Some notes on what's going on. The Vec{i int} types in the definition of + and ⋅ allow us to capture their type parameter under the identifieri, and, if it is used more than once, as in this case, to check that the parameters match.

Note that the presence of the return type ensures that the compiler recognizes that the output must be of the same concrete type as the inputs, so that for example it recognizes that each of the vector types fulfills the built-in Addable interface:

Addable = interface :
    (x self) + (y self) -> self

While the parameters of the types in the call signature may be captured, the parameters in the return signature are computed. This example should clarify the distinction. Suppose that sometimes we wanted to concatenate values in the Vec type as though they were ordinary lists. Then we can write a return type like this:

concat (v Vec{i int}, w Vec{j int}) -> Vec{i + j} :
    Vec{i + j}(list(v) + list(w))

(And indeed in the previous example of vector addition the return type was technically being computed, it's just that the computation was "evaluate i".)

The types we can use as parameters are bool, float, int, string, rune, type, and any enum type.

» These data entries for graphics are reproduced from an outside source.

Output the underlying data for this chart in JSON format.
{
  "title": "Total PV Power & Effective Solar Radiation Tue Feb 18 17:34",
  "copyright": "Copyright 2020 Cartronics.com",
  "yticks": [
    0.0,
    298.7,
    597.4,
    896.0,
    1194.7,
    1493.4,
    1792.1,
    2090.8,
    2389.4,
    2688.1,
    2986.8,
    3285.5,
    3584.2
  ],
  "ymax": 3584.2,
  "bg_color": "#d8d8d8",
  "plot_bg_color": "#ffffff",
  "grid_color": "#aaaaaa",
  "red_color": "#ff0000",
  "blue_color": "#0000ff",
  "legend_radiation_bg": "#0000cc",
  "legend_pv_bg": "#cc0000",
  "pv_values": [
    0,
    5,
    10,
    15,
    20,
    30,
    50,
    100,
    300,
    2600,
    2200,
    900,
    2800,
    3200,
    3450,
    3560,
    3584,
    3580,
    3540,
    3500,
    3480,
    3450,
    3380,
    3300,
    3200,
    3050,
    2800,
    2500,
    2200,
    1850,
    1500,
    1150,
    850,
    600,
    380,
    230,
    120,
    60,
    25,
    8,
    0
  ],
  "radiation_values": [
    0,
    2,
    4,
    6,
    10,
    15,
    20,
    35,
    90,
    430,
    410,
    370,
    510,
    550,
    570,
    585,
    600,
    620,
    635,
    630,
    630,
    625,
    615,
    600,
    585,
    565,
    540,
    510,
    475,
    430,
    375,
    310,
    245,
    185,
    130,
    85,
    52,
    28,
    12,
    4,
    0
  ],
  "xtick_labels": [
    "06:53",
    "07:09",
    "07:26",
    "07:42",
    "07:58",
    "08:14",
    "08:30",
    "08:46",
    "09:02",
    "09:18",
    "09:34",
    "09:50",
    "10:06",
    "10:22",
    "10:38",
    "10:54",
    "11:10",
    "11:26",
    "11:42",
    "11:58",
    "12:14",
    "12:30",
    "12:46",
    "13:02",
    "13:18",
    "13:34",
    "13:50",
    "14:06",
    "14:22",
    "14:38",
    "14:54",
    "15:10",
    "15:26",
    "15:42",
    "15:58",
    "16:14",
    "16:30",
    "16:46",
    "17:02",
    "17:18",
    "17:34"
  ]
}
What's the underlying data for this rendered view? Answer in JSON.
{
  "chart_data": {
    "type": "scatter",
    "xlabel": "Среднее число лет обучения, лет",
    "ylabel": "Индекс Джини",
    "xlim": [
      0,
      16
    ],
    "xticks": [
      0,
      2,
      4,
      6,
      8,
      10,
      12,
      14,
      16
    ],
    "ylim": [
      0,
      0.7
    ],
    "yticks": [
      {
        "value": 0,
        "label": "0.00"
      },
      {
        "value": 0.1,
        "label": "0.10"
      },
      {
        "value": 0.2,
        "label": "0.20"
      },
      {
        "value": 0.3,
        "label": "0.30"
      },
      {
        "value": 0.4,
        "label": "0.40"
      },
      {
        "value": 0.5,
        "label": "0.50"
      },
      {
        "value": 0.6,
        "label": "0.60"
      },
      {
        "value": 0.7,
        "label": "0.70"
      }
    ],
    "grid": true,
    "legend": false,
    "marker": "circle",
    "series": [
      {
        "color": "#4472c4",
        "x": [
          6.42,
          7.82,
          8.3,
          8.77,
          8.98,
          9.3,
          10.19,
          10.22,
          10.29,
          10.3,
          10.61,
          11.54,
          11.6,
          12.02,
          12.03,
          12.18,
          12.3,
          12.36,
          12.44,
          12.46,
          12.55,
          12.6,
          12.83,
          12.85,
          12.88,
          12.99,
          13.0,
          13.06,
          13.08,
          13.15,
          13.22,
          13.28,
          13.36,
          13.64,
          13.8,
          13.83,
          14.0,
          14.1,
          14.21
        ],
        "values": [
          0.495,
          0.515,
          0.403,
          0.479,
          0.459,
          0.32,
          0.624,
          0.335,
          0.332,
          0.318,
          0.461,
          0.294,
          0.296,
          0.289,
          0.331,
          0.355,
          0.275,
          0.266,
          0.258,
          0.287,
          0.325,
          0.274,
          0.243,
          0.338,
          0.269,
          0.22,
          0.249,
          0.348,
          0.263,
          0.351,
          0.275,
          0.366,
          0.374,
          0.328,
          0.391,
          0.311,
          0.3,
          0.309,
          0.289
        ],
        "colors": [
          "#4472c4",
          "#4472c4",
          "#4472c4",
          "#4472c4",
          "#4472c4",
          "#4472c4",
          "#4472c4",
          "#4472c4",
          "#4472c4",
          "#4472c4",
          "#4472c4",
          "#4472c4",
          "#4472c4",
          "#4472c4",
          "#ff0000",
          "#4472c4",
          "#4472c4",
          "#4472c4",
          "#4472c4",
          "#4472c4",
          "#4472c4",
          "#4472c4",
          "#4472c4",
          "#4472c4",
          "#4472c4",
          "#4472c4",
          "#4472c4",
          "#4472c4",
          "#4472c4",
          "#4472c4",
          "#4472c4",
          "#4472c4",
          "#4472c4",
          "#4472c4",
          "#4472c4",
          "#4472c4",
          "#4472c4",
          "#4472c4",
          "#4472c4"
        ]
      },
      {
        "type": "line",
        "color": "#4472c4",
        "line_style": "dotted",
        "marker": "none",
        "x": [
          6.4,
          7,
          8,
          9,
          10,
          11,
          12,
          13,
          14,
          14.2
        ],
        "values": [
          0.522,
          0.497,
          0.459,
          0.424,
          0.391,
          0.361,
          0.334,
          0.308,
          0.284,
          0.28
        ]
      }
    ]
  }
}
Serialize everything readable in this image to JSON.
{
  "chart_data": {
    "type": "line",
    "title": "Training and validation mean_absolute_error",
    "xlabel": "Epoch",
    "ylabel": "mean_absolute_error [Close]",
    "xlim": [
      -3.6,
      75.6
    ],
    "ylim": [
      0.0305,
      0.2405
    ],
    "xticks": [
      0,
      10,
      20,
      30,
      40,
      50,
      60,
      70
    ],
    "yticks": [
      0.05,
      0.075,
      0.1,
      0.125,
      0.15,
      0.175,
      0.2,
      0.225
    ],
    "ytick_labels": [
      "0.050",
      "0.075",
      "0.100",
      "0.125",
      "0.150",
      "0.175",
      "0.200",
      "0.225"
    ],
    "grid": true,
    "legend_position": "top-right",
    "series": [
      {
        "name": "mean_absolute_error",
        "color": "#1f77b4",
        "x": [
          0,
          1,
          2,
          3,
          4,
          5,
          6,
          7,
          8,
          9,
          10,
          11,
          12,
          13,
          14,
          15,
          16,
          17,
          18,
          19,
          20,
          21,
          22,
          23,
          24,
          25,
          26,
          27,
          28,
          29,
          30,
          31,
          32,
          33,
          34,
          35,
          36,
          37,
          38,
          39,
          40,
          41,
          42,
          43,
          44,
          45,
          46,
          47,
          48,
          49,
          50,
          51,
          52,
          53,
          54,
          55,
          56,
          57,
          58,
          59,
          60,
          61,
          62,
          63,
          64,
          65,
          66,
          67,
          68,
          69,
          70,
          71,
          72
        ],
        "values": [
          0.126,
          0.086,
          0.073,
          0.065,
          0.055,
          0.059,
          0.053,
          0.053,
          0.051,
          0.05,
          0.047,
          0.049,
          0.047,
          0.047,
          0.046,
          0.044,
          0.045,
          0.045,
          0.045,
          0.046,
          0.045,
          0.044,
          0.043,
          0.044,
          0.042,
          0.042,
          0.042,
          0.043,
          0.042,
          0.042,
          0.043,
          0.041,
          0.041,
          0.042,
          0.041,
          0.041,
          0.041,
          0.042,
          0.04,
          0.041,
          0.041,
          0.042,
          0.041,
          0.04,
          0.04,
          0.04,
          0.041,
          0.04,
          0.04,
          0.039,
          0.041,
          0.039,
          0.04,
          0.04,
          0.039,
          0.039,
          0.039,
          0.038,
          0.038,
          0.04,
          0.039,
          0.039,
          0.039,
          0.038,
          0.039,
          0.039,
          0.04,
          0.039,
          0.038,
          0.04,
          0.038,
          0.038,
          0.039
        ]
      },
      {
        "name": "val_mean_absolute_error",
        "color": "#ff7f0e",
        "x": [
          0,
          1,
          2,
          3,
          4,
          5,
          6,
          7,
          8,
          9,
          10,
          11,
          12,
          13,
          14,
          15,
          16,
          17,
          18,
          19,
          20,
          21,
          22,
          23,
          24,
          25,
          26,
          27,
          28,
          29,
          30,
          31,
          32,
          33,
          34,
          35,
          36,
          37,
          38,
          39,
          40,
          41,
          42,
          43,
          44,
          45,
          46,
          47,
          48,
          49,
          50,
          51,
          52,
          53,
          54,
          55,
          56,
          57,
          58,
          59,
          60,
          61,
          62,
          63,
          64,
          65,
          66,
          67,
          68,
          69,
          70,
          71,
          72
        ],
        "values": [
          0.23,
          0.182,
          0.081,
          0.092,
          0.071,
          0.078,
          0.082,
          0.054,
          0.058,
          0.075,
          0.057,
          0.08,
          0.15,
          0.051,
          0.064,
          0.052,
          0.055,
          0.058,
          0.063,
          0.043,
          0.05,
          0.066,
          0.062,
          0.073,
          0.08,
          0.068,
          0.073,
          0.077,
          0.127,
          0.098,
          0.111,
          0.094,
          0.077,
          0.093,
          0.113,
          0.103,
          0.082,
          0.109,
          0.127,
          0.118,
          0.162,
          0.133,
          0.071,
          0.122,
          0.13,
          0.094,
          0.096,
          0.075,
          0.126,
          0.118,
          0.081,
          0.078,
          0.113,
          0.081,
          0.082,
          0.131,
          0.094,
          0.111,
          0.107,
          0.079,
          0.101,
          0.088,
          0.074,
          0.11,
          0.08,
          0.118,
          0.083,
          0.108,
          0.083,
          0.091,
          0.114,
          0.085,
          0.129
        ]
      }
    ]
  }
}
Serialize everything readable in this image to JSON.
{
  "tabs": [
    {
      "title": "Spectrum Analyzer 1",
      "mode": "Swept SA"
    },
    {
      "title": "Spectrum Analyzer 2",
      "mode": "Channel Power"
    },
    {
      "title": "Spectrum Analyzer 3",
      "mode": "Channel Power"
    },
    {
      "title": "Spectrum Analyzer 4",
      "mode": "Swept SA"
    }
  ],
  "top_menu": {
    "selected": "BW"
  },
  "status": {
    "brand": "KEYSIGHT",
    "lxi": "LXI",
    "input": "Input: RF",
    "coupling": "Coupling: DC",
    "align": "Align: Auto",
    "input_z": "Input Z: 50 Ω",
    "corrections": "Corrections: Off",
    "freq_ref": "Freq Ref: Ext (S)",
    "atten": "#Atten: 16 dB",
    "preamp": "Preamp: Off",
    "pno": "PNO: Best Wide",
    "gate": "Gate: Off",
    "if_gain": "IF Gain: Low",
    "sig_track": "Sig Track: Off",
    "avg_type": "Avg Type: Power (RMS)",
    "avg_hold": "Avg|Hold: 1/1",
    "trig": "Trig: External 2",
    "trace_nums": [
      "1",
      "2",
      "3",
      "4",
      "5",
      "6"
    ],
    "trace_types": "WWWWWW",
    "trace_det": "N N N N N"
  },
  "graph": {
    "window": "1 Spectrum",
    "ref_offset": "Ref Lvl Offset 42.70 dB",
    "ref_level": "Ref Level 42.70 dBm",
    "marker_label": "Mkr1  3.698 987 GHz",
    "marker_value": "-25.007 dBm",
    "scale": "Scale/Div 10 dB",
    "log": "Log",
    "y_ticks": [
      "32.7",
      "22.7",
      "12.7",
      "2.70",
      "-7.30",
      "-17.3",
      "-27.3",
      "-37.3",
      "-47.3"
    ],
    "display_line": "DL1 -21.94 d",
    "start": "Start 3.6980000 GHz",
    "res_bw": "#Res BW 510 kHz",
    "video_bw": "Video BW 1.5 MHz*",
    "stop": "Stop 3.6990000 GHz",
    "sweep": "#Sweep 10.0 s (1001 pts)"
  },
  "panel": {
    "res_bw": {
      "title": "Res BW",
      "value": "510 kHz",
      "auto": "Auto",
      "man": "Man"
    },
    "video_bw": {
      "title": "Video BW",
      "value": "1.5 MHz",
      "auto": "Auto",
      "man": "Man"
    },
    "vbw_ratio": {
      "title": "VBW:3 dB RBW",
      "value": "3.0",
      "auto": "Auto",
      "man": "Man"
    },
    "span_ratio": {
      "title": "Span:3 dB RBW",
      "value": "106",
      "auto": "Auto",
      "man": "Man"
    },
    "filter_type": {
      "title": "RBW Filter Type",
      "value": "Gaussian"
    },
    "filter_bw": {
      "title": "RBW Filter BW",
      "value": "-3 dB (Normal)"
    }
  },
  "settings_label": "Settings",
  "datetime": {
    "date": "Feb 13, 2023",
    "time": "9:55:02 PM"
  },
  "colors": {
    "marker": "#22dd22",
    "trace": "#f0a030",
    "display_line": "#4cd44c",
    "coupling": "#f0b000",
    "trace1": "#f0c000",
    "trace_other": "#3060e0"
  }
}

As mentioned, we can also parameterize struct types. In this particular example, we don't use the parameters for the runtime validation, but just to ensure that it treats different currencies as different types and doesn't try to add them together. An enum type is used as a parameter.

newtype 
    
Currency = enum USD, EURO, GBP 
    
Money = struct{c Currency}(large, small int):
    0 <= that[large]
    0 <= that[small]
    that[small] < 100
    
def
    
(x Money{c Currency}) + (y Money{c Currency}) -> Money{c} :
    x[small] + y[small] < 100 :
        Money{c}(x[large] + y[large], x[small] + y[small])
    else :
        Money{c}(x[large] + y[large] + 1, x[small] + y[small] - 100)

Generics

We can of course implement "generics" merely as a special case where a parameterized type takes a type as a parameter. This has been done for you in the case of the built-in list, set, map, and pair types, with list and set taking one type parameter, and pair and map taking two. Here for example is the implementation of the generic list type:

newtype 
    
list = clone{T type} list using +, slice :
    from a = true for _::el = range that :
        el in T :
            continue 
        else :
            break false

Note that as in this example we can overload built-in types such as list. We can also overload parameterized types, e.g. we could have the Vec{i int} constructor defined above and also have a Vec{i int, T type} constructor which both checks the length of the vector and typechecks its elements.

Monomorphization

Each instance of a parameterized type, e.g. Vec{3}, Money{USA}, is a distinct concrete type, and concrete types cannot be declared at runtime. Instead, they must be produced at compile-time, and the compiler declares all the instances that you actually mention in the script. Hence, if you run the following script ...

newtype

Z = clone{i int} int :
    0 <= that
    that < i

make Z{9}, Z{12} // See note below.

Qux = struct(zort Z{7})

def

foo(z Z{5}) :
    z

bar(i int) :
    Z{3}(i)

... then the types Z{3}, Z{5}, Z{7}, Z{9}, and Z{12} will exist at runtime, but nothing else of the form Z{i}.

The make statement is for when you want to have a type (or as in this case, types) to use at runtime, but there's no other reason to mention it in the script: make mentions it, thus summoning it into existence, and has no other effect.